Best argument for switching them: Divisible (Op r) requires Monoid r, but Decidable (Op r) really shouldn't.

ekmett commented 7 years ago

That would be an example of the sum case that only has to make decisions and not combine.

But then you can make the exact same argument about Alternative not needing Applicative as a superclass as there are plenty of functors for which a FunctorPlus would be available, but not Applicative. The problem then is that the operations you'd get from such a class don't have any natural distributive law in relation to the ones in Applicative (ignoring the fact that even Applicative/Alternative have one of 2-3 different sets of laws!). This would mean you'd really need three classes. A sum-based ContravariantPlus, a product based Divisible. and a Decidable that promoted the choose/lose to have at least the loose distributive laws that applicative/alternative have.

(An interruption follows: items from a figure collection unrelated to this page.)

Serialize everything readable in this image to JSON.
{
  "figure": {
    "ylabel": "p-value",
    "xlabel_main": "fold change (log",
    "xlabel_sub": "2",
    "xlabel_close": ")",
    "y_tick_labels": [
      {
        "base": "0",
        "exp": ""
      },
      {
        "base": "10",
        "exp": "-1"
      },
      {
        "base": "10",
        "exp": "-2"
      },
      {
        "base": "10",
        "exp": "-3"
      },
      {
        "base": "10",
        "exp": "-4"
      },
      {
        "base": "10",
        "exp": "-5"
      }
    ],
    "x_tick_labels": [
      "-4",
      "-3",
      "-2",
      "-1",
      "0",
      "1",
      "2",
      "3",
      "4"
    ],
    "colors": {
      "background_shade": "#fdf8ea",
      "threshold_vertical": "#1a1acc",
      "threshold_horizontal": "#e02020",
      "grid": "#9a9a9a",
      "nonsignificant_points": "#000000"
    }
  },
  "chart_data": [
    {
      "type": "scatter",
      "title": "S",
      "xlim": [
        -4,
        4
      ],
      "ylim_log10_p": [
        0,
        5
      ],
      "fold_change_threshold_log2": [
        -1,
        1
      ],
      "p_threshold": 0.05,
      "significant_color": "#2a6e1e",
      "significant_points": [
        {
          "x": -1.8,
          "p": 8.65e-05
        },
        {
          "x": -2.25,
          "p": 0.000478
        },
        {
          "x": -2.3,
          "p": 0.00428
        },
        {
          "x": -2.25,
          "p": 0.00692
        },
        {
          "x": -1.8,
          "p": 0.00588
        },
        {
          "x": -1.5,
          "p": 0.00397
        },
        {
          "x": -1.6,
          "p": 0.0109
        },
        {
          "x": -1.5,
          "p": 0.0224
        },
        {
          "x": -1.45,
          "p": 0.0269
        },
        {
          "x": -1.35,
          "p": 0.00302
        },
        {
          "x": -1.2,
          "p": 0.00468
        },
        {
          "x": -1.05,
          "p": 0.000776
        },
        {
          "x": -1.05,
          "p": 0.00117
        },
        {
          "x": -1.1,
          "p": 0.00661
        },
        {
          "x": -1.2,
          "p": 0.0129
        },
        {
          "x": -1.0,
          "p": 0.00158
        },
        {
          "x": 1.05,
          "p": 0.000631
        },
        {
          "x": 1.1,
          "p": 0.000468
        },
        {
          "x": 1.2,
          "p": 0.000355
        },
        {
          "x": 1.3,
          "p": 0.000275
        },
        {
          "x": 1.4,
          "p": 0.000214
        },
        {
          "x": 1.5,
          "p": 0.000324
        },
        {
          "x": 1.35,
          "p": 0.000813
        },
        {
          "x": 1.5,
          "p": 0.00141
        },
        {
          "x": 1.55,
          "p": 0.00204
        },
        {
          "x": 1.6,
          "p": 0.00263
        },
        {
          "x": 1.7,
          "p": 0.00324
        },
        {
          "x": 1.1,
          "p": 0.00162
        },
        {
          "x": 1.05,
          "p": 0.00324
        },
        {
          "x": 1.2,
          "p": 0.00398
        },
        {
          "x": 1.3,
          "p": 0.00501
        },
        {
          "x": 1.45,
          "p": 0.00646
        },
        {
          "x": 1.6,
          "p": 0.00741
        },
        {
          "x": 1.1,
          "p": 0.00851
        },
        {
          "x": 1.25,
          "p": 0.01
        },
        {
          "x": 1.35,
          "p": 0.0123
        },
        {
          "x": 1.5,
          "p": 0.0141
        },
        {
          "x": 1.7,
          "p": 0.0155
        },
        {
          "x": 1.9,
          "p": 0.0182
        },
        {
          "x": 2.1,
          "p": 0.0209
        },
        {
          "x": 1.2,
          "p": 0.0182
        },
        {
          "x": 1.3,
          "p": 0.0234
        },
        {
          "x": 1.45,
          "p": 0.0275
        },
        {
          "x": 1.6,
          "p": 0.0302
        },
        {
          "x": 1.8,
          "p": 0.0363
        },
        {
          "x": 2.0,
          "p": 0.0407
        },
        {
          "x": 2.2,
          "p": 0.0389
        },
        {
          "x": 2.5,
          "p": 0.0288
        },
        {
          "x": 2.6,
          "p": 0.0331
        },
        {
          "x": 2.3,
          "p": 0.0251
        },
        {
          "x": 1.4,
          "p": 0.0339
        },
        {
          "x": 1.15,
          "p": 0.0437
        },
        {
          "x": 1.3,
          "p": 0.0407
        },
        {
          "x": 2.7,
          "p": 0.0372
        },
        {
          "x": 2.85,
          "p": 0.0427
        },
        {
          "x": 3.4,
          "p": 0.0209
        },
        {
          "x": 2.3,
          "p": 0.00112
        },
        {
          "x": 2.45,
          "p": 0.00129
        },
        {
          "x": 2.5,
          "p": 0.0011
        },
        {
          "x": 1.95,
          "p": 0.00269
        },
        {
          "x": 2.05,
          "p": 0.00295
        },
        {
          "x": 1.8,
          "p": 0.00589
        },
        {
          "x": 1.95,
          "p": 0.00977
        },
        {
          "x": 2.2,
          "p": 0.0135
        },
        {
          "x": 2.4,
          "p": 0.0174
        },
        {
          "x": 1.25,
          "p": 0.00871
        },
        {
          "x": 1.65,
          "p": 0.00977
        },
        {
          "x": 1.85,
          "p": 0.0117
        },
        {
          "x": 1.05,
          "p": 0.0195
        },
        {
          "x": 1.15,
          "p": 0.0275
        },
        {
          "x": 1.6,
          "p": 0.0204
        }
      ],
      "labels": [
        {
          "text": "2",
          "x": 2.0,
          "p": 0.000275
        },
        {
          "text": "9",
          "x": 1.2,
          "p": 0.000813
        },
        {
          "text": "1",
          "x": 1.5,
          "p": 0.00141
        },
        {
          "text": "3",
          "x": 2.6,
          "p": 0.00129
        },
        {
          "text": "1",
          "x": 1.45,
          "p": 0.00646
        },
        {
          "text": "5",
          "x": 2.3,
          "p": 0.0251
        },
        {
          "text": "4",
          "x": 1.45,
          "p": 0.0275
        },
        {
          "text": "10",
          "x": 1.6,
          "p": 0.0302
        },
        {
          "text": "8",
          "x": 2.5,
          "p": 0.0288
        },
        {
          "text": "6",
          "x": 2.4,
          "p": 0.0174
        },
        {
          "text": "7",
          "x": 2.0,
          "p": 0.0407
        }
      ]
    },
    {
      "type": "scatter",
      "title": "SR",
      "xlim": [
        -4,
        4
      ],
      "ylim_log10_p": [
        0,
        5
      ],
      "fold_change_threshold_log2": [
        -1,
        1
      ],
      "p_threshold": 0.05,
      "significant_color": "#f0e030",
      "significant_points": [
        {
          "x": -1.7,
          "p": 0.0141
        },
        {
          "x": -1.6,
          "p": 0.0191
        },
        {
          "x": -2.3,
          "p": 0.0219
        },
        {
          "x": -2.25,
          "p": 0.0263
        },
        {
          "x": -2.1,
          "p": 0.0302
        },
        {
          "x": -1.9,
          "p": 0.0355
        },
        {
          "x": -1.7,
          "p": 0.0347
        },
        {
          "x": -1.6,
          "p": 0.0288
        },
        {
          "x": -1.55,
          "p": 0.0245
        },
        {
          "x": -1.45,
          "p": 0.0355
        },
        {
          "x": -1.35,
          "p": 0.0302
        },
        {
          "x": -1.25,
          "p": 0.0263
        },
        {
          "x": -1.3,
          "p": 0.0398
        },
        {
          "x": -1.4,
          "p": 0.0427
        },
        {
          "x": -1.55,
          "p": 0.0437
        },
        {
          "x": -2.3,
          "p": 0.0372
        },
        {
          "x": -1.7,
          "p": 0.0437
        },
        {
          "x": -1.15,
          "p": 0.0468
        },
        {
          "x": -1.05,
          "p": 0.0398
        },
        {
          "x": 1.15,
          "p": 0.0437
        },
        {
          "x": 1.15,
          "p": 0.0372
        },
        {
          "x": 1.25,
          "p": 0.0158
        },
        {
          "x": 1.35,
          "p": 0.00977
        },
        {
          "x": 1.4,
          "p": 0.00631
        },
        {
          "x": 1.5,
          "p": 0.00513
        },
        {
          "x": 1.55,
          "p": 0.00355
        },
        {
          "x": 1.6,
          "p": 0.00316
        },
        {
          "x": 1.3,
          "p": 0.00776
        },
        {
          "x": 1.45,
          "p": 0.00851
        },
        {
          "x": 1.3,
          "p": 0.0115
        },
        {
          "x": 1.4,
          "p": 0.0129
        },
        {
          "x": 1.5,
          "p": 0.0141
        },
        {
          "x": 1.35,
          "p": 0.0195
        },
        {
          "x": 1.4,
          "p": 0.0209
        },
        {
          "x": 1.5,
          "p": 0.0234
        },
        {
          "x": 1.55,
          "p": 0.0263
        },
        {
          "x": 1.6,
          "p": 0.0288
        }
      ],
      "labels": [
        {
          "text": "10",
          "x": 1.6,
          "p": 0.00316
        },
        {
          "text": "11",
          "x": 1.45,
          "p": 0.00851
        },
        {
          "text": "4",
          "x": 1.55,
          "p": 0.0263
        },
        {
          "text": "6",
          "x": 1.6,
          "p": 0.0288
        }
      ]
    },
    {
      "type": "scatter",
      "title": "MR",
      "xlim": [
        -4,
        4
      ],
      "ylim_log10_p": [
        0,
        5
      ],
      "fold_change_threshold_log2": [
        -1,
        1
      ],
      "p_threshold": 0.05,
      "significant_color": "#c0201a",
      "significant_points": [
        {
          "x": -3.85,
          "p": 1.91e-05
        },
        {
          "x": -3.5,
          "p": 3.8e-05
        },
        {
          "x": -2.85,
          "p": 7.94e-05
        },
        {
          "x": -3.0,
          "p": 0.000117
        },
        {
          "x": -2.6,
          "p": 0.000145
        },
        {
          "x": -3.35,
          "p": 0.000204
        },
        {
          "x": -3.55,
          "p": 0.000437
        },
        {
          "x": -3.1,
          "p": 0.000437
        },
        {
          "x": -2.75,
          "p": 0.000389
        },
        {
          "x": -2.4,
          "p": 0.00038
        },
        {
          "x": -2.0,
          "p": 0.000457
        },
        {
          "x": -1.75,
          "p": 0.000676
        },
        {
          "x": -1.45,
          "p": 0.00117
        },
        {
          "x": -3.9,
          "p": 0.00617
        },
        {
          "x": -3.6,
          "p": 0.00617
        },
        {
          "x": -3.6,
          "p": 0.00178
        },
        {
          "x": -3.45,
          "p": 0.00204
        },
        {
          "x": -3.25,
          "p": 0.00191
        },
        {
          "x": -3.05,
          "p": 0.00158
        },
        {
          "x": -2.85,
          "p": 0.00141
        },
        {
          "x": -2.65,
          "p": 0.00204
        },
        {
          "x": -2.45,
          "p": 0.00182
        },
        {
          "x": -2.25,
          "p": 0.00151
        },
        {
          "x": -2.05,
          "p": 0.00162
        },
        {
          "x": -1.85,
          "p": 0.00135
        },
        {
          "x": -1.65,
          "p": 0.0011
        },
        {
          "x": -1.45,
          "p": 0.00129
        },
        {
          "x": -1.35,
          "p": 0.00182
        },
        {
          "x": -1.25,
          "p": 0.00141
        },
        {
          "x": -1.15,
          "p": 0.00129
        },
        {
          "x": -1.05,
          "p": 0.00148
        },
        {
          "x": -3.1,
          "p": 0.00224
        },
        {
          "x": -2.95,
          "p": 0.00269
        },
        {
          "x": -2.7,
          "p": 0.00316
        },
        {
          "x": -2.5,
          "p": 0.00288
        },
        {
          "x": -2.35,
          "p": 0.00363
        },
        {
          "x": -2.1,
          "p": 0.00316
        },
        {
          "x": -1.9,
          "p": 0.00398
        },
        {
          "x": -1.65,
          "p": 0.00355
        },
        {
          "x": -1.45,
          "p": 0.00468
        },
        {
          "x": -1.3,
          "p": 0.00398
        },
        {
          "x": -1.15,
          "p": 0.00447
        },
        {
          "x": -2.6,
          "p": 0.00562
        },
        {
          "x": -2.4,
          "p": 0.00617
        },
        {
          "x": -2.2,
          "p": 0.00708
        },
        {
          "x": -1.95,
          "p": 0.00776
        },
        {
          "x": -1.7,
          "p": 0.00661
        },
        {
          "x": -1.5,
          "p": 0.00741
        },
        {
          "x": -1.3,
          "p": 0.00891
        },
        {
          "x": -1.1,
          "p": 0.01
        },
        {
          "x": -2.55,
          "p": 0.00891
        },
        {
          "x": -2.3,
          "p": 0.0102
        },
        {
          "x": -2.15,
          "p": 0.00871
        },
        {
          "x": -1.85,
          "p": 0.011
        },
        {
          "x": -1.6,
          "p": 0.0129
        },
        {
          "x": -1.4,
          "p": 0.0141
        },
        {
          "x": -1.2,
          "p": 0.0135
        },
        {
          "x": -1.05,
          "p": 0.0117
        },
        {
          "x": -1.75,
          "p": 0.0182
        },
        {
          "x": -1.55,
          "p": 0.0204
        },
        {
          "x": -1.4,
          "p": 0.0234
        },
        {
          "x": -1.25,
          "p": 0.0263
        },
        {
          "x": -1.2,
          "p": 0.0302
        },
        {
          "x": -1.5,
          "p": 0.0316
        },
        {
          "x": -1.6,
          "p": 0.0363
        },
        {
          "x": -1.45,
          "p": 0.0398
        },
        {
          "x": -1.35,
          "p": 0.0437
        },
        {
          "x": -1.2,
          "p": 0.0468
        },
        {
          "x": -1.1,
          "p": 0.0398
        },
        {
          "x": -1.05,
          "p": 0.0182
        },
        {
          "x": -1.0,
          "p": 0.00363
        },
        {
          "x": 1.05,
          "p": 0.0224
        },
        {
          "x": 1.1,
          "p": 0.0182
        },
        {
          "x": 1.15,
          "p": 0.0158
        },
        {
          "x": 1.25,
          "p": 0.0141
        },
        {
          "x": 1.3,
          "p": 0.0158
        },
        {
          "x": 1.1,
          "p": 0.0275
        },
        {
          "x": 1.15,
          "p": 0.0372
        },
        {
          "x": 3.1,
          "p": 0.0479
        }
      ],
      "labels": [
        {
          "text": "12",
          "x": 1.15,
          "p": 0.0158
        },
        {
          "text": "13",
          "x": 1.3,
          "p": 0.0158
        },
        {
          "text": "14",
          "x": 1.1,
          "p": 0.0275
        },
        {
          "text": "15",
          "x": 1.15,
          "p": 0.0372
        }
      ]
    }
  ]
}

I chose to forego the ContravariantPlus level of abstraction simply because of a lack of good usecases, and for symmetry with the other side. Similarly Comonad avoids introducing Semicomonad, because the asymmetry with Monad creates pain points for duality.

ekmett commented 7 years ago

You'd also need separate names for the Decidable combinators vs. the ContravariantPlus ones, for type inference reasons, lest you wind up with a bunch of code with lawless interactions between ContravariantPlus and Divisible, so restructuring this way isn't without a cost.

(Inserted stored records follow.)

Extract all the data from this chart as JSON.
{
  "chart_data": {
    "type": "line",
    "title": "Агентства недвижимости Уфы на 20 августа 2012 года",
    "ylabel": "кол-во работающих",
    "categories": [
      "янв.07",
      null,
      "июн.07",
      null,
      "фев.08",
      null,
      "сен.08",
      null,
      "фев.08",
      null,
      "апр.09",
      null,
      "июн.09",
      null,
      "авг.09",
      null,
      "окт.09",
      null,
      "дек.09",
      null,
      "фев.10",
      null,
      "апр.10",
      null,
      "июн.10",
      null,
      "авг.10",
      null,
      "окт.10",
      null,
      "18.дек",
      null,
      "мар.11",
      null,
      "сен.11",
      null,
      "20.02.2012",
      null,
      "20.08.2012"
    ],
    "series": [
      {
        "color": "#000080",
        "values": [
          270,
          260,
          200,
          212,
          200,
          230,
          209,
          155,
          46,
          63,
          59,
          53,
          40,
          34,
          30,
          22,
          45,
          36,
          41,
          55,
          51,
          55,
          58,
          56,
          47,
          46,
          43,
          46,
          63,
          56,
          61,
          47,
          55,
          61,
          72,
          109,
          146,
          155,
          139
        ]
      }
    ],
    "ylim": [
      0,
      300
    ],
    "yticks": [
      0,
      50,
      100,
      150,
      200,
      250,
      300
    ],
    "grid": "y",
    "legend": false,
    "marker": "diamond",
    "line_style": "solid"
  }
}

ekmett commented 7 years ago

To the original topic here, such a divide violates the "linear" intuition about how such predicates decompose. There is a real downside to it as well, consider using the variant form of divide proposed over and over recursively, to say divide out and handle separately everything element in a list (with the help of decidable for list length). You then have to contramap in the walk down the list at each step reverting this to the previous form with multiple passes or else you pay O(n^2) in the list length because each decision is doing its own (tail . tail . tail ....). It was this observation of different asymptotics in Fritz Henglein's papers on discrimination which led me to select the current, safer API, which causes you to map at an earlier point.

I'm not terribly averse to adding a stylized divide0 or something as a member, but instances that implement just this method will be slower for almost every actual usecase I have involving these classes because they'll have to contramap in a separate pass for the current divide, so I'd rather have it as just a combinator that uses the class if we do decide to add it.

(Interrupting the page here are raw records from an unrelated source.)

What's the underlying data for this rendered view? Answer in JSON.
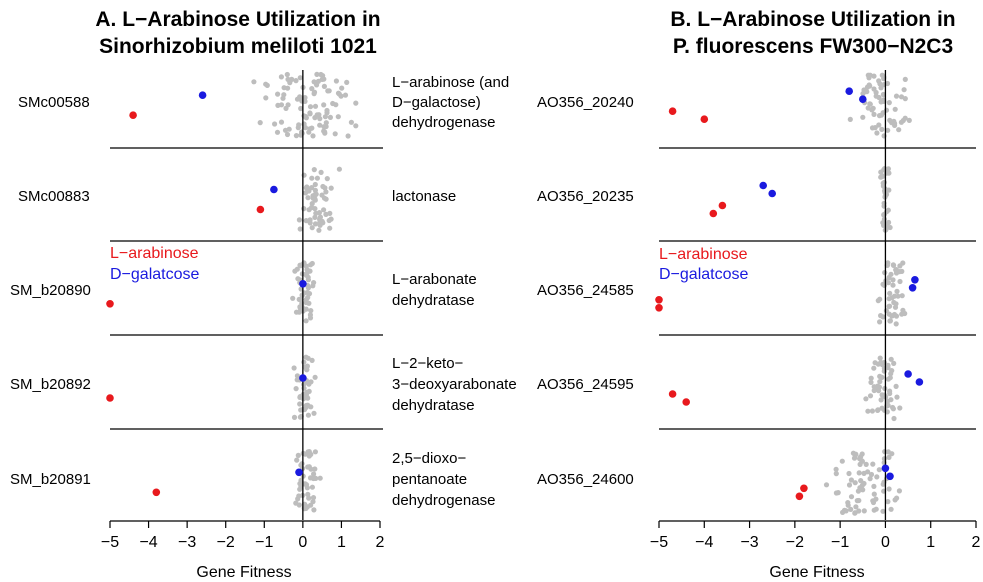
{
  "chart_data": [
    {
      "type": "scatter",
      "title_lines": [
        "A. L−Arabinose Utilization in",
        "Sinorhizobium meliloti 1021"
      ],
      "xlabel": "Gene Fitness",
      "xlim": [
        -5,
        2
      ],
      "x_ticks": [
        "−5",
        "−4",
        "−3",
        "−2",
        "−1",
        "0",
        "1",
        "2"
      ],
      "legend": [
        {
          "label": "L−arabinose",
          "color": "#e8191d"
        },
        {
          "label": "D−galatcose",
          "color": "#1a1adf"
        }
      ],
      "rows": [
        {
          "gene": "SMc00588",
          "description": [
            "L−arabinose (and",
            "D−galactose)",
            "dehydrogenase"
          ],
          "points": [
            {
              "x": -4.4,
              "series": "L-arabinose"
            },
            {
              "x": -2.6,
              "series": "D-galactose"
            }
          ],
          "background_range": [
            -1.7,
            2.0
          ]
        },
        {
          "gene": "SMc00883",
          "description": [
            "lactonase"
          ],
          "points": [
            {
              "x": -1.1,
              "series": "L-arabinose"
            },
            {
              "x": -0.75,
              "series": "D-galactose"
            }
          ],
          "background_range": [
            -0.3,
            1.0
          ]
        },
        {
          "gene": "SM_b20890",
          "description": [
            "L−arabonate",
            "dehydratase"
          ],
          "points": [
            {
              "x": -5.0,
              "series": "L-arabinose"
            },
            {
              "x": 0.0,
              "series": "D-galactose"
            }
          ],
          "background_range": [
            -0.3,
            0.4
          ]
        },
        {
          "gene": "SM_b20892",
          "description": [
            "L−2−keto−",
            "3−deoxyarabonate",
            "dehydratase"
          ],
          "points": [
            {
              "x": -5.0,
              "series": "L-arabinose"
            },
            {
              "x": 0.0,
              "series": "D-galactose"
            }
          ],
          "background_range": [
            -0.3,
            0.4
          ]
        },
        {
          "gene": "SM_b20891",
          "description": [
            "2,5−dioxo−",
            "pentanoate",
            "dehydrogenase"
          ],
          "points": [
            {
              "x": -3.8,
              "series": "L-arabinose"
            },
            {
              "x": -0.1,
              "series": "D-galactose"
            }
          ],
          "background_range": [
            -0.3,
            0.5
          ]
        }
      ]
    },
    {
      "type": "scatter",
      "title_lines": [
        "B. L−Arabinose Utilization in",
        "P. fluorescens FW300−N2C3"
      ],
      "xlabel": "Gene Fitness",
      "xlim": [
        -5,
        2
      ],
      "x_ticks": [
        "−5",
        "−4",
        "−3",
        "−2",
        "−1",
        "0",
        "1",
        "2"
      ],
      "legend": [
        {
          "label": "L−arabinose",
          "color": "#e8191d"
        },
        {
          "label": "D−galatcose",
          "color": "#1a1adf"
        }
      ],
      "rows": [
        {
          "gene": "AO356_20240",
          "points": [
            {
              "x": -4.7,
              "series": "L-arabinose"
            },
            {
              "x": -4.0,
              "series": "L-arabinose"
            },
            {
              "x": -0.8,
              "series": "D-galactose"
            },
            {
              "x": -0.5,
              "series": "D-galactose"
            }
          ],
          "background_range": [
            -0.9,
            0.7
          ]
        },
        {
          "gene": "AO356_20235",
          "points": [
            {
              "x": -3.6,
              "series": "L-arabinose"
            },
            {
              "x": -3.8,
              "series": "L-arabinose"
            },
            {
              "x": -2.7,
              "series": "D-galactose"
            },
            {
              "x": -2.5,
              "series": "D-galactose"
            }
          ],
          "background_range": [
            -0.15,
            0.15
          ]
        },
        {
          "gene": "AO356_24585",
          "points": [
            {
              "x": -5.0,
              "series": "L-arabinose"
            },
            {
              "x": -5.0,
              "series": "L-arabinose"
            },
            {
              "x": 0.65,
              "series": "D-galactose"
            },
            {
              "x": 0.6,
              "series": "D-galactose"
            }
          ],
          "background_range": [
            -0.3,
            0.6
          ]
        },
        {
          "gene": "AO356_24595",
          "points": [
            {
              "x": -4.7,
              "series": "L-arabinose"
            },
            {
              "x": -4.4,
              "series": "L-arabinose"
            },
            {
              "x": 0.5,
              "series": "D-galactose"
            },
            {
              "x": 0.75,
              "series": "D-galactose"
            }
          ],
          "background_range": [
            -0.6,
            0.5
          ]
        },
        {
          "gene": "AO356_24600",
          "points": [
            {
              "x": -1.8,
              "series": "L-arabinose"
            },
            {
              "x": -1.9,
              "series": "L-arabinose"
            },
            {
              "x": 0.0,
              "series": "D-galactose"
            },
            {
              "x": 0.1,
              "series": "D-galactose"
            }
          ],
          "background_range": [
            -1.5,
            0.6
          ]
        }
      ]
    }
  ],
  "colors": {
    "l_arabinose": "#e8191d",
    "d_galactose": "#1a1adf",
    "background_gene": "#bdbdbd"
  }
}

tomjaguarpaw commented 7 years ago

such a divide violates the "linear" intuition about how such predicates decompose

I don't understand that. Could you explain? I've found it very natural in practice.

Fair enough about the efficiency concerns though. I've never considered them.

ekmett commented 7 years ago

If you look at the way all the generic instances for these work they break apart the sums and products and do things with both sides. Not everything will behave that way obviously if you program with these combinators directly, but the intuition does help guide the api design. The efficiency concern was really the thing front and center in my mind when writing the code, though.